Aggregating empirical evidence from data strategy studies: a case on model quantization
Santiago del Rey, Paulo Sérgio Medeiros dos Santos, Guilherme Horta Travassos, Xavier Franch, Silverio Martínez-Fernández
TL;DR
The paper tackles the challenge of synthesizing evidence from data-strategy studies in software engineering by using model quantization in DL as a test case. It applies the Structured Synthesis Method (SSM) to six empirical studies, yielding 19 evidence models that integrate qualitative and quantitative findings. The results indicate substantial resource-efficiency gains from quantization (notably storage and GPU energy) with only modest accuracy trade-offs, though evidence across techniques remains fragmented. This work demonstrates the feasibility of SSM for data-strategy synthesis, offers methodological lessons for aggregating non-human-subject research, and points to future work on data-strategy-specific quality criteria and broader synthesis approaches.
Abstract
Background: As empirical software engineering evolves, more studies adopt data strategies$-$approaches that investigate digital artifacts such as models, source code, or system logs rather than relying on human subjects. Synthesizing results from such studies introduces new methodological challenges. Aims: This study assesses the effects of model quantization on correctness and resource efficiency in deep learning (DL) systems. Additionally, it explores the methodological implications of aggregating evidence from empirical studies that adopt data strategies. Method: We conducted a research synthesis of six primary studies that empirically evaluate model quantization. We applied the Structured Synthesis Method (SSM) to aggregate the findings, which combines qualitative and quantitative evidence through diagrammatic modeling. A total of 19 evidence models were extracted and aggregated.
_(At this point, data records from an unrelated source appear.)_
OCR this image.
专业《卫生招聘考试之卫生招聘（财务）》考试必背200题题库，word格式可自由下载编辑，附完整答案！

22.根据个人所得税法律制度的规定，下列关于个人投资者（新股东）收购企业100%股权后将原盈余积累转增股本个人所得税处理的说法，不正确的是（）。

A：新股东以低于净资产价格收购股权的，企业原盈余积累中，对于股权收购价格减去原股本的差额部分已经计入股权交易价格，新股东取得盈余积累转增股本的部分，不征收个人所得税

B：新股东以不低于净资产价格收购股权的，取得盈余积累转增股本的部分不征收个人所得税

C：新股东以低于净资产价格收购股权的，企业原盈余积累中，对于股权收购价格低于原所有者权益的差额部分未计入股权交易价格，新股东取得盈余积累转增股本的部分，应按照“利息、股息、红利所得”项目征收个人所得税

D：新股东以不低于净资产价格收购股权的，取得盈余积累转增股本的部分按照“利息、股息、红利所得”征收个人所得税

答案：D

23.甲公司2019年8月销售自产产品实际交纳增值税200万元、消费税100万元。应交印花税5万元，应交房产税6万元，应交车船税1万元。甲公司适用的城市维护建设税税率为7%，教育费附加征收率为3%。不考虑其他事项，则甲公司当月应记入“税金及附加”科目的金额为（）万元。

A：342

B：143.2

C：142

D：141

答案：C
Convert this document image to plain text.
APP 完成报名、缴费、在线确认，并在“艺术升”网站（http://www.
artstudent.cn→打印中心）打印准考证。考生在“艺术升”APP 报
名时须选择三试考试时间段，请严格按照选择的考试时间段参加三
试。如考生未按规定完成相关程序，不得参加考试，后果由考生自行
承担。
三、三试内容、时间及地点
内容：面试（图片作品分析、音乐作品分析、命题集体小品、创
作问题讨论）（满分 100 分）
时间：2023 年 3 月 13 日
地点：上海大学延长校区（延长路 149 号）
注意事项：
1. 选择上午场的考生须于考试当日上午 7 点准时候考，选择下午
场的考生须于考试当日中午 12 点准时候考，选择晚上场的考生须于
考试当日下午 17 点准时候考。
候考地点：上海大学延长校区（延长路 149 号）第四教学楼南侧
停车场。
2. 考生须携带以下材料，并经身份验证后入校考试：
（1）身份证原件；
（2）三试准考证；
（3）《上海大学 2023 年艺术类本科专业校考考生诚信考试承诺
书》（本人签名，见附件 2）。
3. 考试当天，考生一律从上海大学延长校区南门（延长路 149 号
Results: The aggregated evidence indicates that model quantization weakly negatively affects correctness metrics while consistently improving resource efficiency metrics, including storage size, inference latency, and GPU energy consumption$-$a manageable trade-off for many DL deployment contexts. Evidence across quantization techniques remains fragmented, underscoring the need for more focused empirical studies per technique. Conclusions: Model quantization offers substantial efficiency benefits with minor trade-offs in correctness, making it a suitable optimization strategy for resource-constrained environments. This study also demonstrates the feasibility of using SSM to synthesize findings from data strategy-based research.